Over the past two centuries, there have been over 100,000 patents granted worldwide in the automotive industry.

The earliest mobile vehicle was recorded in France in 1769, when Nicholas Joseph Cugnot an engineer and mechanic, developed a steam engine that powered a military tractor. However, this limited invention only moved at 2.5 mph and had to stop several times to allow steam to build up for the vehicle to continue moving. Primarily, its main use was to move artillery, but just over a year later, Mr Cugnot designed another three-wheeled mobile vehicle that carried up to four passengers.

In the early 1800s, before gasoline engines were created, vehicles were typically powered by electricity. While it is uncertain who exactly invented the electric vehicle, several inventors have been given credit.

One of these individuals was Anyos Jedlik, a Hungarian, who invented a small model car that ran on a battery. Thomas Davenport, a blacksmith from Vermont also received recognition for creating the first DC electric motor; which was the first of its kind in the United States.

In 1865, Gaston Plante, a Frenchman was credited for inventing the first battery that held an extended charge. Then, later in 1881, Camille Faure was able to develop on the idea by creating an even longer lasting battery; which proven to be a crucial development for the success of electric vehicles.

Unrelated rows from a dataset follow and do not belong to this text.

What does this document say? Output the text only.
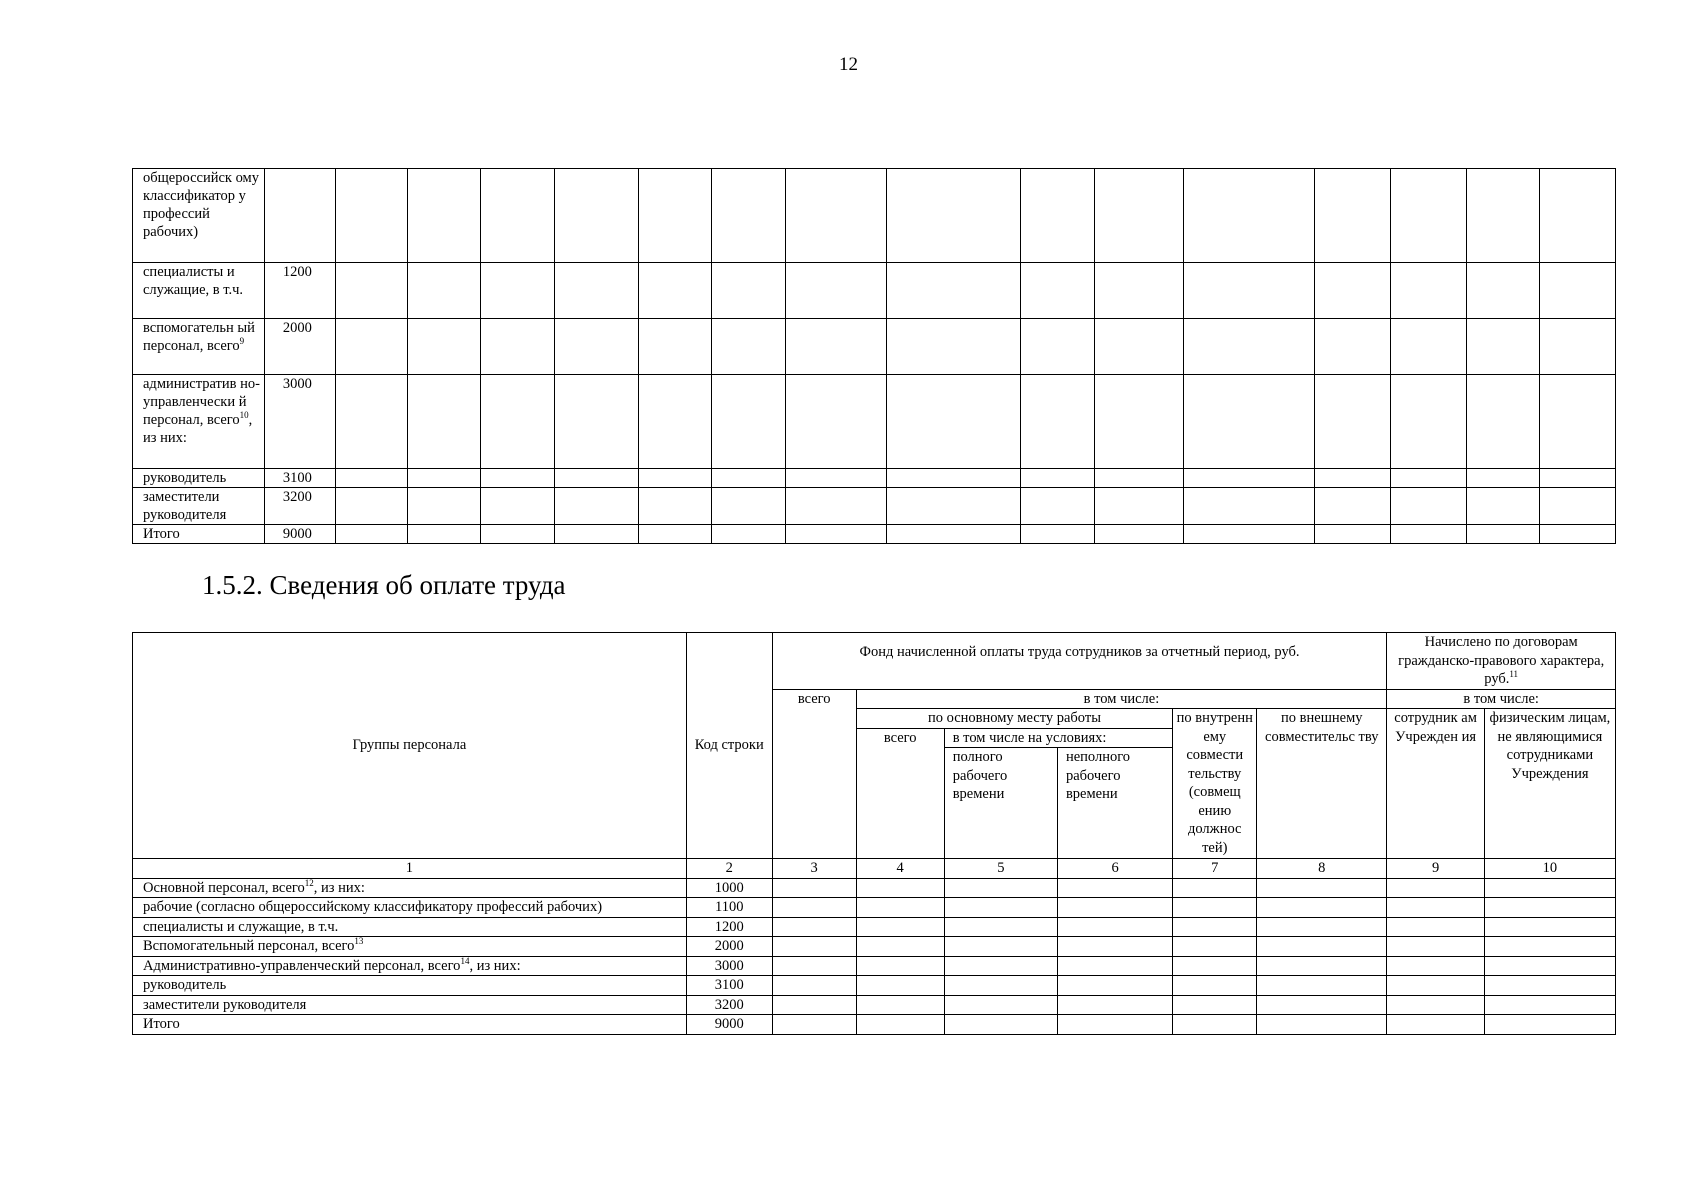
12
общероссийск ому классификатор у профессий рабочих)																
специалисты и служащие, в т.ч.	1200															
вспомогательн ый персонал, всего$^9$	2000															
административ но-управленчески й персонал, всего$^{10}$, из них:	3000															
руководитель	3100															
заместители руководителя	3200															
Итого	9000															
1.5.2. Сведения об оплате труда
Группы персонала	Код строки	Фонд начисленной оплаты труда сотрудников за отчетный период, руб.						Начислено по договорам гражданско-правового характера, руб.$^{11}$
		всего	в том числе:					в том числе:	
			по основному месту работы			по внутренн ему совмести тельству (совмещ ению должнос тей)	по внешнему совместительс тву	сотрудник ам Учрежден ия	физическим лицам, не являющимися сотрудниками Учреждения
			всего	в том числе на условиях:					
				полного рабочего времени	неполного рабочего времени				

1	2	3	4	5	6	7	8	9	10
Основной персонал, всего$^{12}$, из них:	1000								
рабочие (согласно общероссийскому классификатору профессий рабочих)	1100								
специалисты и служащие, в т.ч.	1200								
Вспомогательный персонал, всего$^{13}$	2000								
Административно-управленческий персонал, всего$^{14}$, из них:	3000								
руководитель	3100								
заместители руководителя	3200								
Итого	9000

Karl Benz received the original patent for a gasoline-fuelled vehicle, with three wheels in 1866; his first four-wheel vehicle wasn’t developed until 1891. By 1900, Benz & Co. had become the largest automobile company in the world and Mr Benz was the first inventor to combine an internal combustible engine with a chassis.

Meanwhile, in America, inventors were coming up with their own ideas for vehicles while using existing engine technologies from their European counterparts. Two bicycle making brothers, Charles and Frank Duryea started the first gasoline-powered vehicle company in 1893 and just three years later the Duryea Motor Wagon Company had manufactured and sold 13 models of its Duryea.

Henry Ford’s Michigan based Ford Motor Company revolutionised the mass production of assembling cars when the modern assembly line was introduced in 1913 and consequently, 15 million Model T cars had been manufactured by 1927.

The earlier inventors of the vehicle most likely never dreamed that their inventions would evolve into such highly sophisticated machines used all over the world that includes modern luxuries and technologies. In the next century, it will be exciting to see what technological concepts will be applied to the automobiles industry in the future.